Comments please! There is no reason to fill up the .io list if this kind of material is not of interest to many people.

I believe it IS a reason for people to donate both their cash and their time working on the SRHA archives material!

Ike

 


michael lowe
 

   Since WW1 had started, it could be the USRA was upset, the the Southern  boxcars weren't big enough to load war supplies , when they were unloaded on other railroads.
suppose they shipped cotton bales to textile plants in New England . The textile plant might have to use another rr boxcar, to ship out unitforms to a military warehouse,
resulting in at least one extra switch, and the empty southern car having to move empty back to the Southern..
    It might be possible to check the official railway equipment register or other sources to see the boxcar capacity of other railroads in comparison.
   Michael Lowe


George Eichelberger
 

Michael:

I have scanned a number of documents with those comparisons, many “fallen flags” are represented.
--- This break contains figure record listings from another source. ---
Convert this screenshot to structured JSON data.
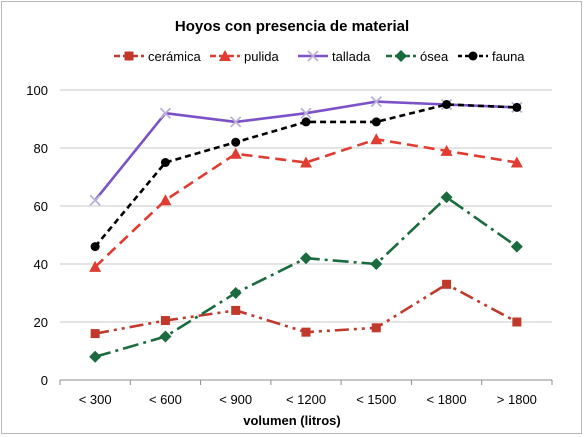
{
  "chart_data": {
    "type": "line",
    "title": "Hoyos con presencia de material",
    "xlabel": "volumen (litros)",
    "ylabel": "",
    "categories": [
      "< 300",
      "< 600",
      "< 900",
      "< 1200",
      "< 1500",
      "< 1800",
      "> 1800"
    ],
    "ylim": [
      0,
      100
    ],
    "yticks": [
      0,
      20,
      40,
      60,
      80,
      100
    ],
    "grid": true,
    "legend_position": "top",
    "series": [
      {
        "name": "cerámica",
        "values": [
          16,
          20.5,
          24,
          16.5,
          18,
          33,
          20
        ],
        "color": "#c0392b",
        "dash": "14,5,3,5,3,5",
        "marker": "square"
      },
      {
        "name": "pulida",
        "values": [
          39,
          62,
          78,
          75,
          83,
          79,
          75
        ],
        "color": "#e03c31",
        "dash": "11,6",
        "marker": "triangle"
      },
      {
        "name": "tallada",
        "values": [
          62,
          92,
          89,
          92,
          96,
          95,
          94
        ],
        "color": "#7b52c7",
        "dash": "",
        "marker": "x"
      },
      {
        "name": "ósea",
        "values": [
          8,
          15,
          30,
          42,
          40,
          63,
          46
        ],
        "color": "#1b6b3f",
        "dash": "16,5,3,5",
        "marker": "diamond"
      },
      {
        "name": "fauna",
        "values": [
          46,
          75,
          82,
          89,
          89,
          95,
          94
        ],
        "color": "#000000",
        "dash": "6,4",
        "marker": "circle"
      }
    ]
  }
}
I’ll try to post something this wekend.

Ike


On Apr 15, 2021, at 5:11 PM, michael lowe <jimhill1867@...> wrote:

   Since WW1 had started, it could be the USRA was upset, the the Southern  boxcars weren't big enough to load war supplies , when they were unloaded on other railroads.
suppose they shipped cotton bales to textile plants in New England . The textile plant might have to use another rr boxcar, to ship out unitforms to a military warehouse,
resulting in at least one extra switch, and the empty southern car having to move empty back to the Southern..
    It might be possible to check the official railway equipment register or other sources to see the boxcar capacity of other railroads in comparison.